Memletics is one of those dime-a-dozen companies selling a product it promises will teach "accelerated learning" and how to "remember more." What makes Memletics remarkable is the digital rights management (DRM) scheme it uses on its books. The company's main product is a training manual that explains the "Memletics advanced learning system" -- and if you loan it to a friend, you do so at considerable personal risk. You see, Mimletic prints out your "name, address, telephone number, credit card number, and other information" on every tenth page of the e-book. The truly amazing part is that the company does this with its printed manuals too.
The obvious subtext here is that if you share your valuable Memletics manual, you open yourself up to identity theft or worse, since the company includes your address and phone number. This is one of the only examples we've seen of DRM that works by intimidation rather than technical measures. It does have one thing in common with good old fashioned copy protection schemes like DVD CSS, however: people can't make fair use copies of the books. Readers are also threatened with identity theft even if they never make a single copy. Somebody glancing over a Memletics fan's shoulder on the subway could jot down her credit card information and start buying crates of Scientology books with it, or maybe just show up at her home. And what if your child uses Memletics? We work hard to teach kids that it's not safe to give away identifying information to strangers and here Memletics is doing it to them as punishment for violating a $32 contract.

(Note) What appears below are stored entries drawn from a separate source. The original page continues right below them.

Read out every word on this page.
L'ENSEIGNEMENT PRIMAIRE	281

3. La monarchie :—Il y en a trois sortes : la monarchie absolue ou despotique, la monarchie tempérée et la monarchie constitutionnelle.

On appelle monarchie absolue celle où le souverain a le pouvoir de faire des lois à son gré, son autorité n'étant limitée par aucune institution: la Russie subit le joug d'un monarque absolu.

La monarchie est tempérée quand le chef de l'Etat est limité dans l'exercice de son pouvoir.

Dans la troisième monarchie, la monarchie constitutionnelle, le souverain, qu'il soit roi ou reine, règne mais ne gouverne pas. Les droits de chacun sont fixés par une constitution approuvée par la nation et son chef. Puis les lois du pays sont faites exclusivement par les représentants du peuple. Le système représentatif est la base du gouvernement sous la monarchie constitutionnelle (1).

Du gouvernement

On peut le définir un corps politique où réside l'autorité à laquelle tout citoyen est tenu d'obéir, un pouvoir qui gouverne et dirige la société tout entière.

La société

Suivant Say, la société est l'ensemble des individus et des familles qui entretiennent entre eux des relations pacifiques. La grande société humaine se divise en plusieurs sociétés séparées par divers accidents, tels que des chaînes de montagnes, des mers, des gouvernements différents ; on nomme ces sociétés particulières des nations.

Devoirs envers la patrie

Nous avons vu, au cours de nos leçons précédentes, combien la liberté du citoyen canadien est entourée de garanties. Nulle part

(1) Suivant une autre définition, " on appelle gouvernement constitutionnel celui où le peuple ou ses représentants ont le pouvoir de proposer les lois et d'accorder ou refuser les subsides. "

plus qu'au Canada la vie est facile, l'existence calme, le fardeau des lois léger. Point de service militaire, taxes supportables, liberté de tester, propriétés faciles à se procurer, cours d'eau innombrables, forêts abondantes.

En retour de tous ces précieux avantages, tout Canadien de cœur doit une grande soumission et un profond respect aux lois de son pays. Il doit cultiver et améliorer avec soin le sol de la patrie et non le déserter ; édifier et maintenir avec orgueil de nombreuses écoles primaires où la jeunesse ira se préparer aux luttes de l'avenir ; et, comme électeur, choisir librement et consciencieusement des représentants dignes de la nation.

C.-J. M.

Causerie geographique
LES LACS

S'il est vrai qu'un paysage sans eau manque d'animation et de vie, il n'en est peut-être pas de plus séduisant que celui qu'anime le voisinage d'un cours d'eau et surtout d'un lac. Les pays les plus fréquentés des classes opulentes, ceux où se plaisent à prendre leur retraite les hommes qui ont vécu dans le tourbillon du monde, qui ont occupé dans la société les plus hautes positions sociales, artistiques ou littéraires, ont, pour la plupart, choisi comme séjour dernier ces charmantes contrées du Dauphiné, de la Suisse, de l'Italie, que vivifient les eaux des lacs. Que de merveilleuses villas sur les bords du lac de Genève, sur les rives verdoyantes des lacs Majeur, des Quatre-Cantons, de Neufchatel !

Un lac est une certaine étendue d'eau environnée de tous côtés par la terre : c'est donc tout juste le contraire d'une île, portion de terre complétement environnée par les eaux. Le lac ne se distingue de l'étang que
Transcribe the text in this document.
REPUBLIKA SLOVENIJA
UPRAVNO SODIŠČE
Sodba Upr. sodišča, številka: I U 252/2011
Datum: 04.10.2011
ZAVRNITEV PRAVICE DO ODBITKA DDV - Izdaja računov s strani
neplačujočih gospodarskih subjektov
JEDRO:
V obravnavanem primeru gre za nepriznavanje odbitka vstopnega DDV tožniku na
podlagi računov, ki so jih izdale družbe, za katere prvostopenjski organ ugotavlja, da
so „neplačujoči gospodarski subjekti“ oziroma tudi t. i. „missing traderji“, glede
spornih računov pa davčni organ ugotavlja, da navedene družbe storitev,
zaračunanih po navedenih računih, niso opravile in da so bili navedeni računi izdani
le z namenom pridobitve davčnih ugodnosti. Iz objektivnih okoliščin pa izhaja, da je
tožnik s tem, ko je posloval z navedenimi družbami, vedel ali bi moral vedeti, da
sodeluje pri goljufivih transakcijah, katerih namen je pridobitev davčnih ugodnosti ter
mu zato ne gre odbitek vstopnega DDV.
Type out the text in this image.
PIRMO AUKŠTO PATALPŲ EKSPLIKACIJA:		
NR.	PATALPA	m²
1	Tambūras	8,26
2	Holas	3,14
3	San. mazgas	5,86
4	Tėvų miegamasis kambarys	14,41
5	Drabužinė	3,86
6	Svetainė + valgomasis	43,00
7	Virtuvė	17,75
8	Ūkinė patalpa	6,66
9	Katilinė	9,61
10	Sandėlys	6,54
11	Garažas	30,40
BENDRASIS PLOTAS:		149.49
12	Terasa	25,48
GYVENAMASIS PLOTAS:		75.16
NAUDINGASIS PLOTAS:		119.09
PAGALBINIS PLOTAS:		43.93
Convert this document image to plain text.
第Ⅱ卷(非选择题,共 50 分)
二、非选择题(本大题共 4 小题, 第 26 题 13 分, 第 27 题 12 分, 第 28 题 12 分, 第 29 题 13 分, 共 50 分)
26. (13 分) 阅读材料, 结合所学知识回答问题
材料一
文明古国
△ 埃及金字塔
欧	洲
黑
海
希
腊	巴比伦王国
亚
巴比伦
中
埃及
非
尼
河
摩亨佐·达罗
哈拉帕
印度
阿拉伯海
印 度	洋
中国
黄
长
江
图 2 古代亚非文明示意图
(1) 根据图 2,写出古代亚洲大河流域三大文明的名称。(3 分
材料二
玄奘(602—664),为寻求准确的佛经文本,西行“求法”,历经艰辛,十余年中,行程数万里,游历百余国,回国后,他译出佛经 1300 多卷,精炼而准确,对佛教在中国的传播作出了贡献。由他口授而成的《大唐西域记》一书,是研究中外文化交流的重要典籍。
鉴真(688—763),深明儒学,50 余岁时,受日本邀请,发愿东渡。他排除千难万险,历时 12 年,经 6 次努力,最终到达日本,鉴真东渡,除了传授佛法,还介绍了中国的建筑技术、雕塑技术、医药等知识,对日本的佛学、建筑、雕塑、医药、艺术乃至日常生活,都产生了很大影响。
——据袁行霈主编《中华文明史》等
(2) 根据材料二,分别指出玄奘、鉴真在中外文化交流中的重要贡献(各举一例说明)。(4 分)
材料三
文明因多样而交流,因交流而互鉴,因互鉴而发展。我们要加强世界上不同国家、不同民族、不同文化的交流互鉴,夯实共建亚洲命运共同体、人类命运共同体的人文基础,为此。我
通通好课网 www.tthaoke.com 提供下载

Adding insult to injury, Memletics offers "incentives" to people who report violations of their copyright. These include, according to the company's website, "A discount, up to the full purchase price, of a valid Memletics product. Up to 5% of any net proceeds resulting from legal action against the parties involved. Other incentives as we see appropriate."
UPDATE: The publisher of Memletics contacted us to let us know that this entry is "factually incorrect" because Memletics does not include addresses or full phone numbers in the personal information that's inscribed in their books anymore. Indeed, that is what the site says today, but the Wayback machine comes to the rescue again, providing us with yesterday's page that we wrote about. Quick work on the part of Memletics' webmaster, but still not so swift for consumers, who are still left with a big chunk of their personal information printed inside their books. But this change in policy is a good start.
The publisher also mentions that people who want new versions of their books, with less personal information inside, can get them from the Memletics website free of charge. He adds: "I highly recommend other publishers do not follow the original path we took to protect ebooks."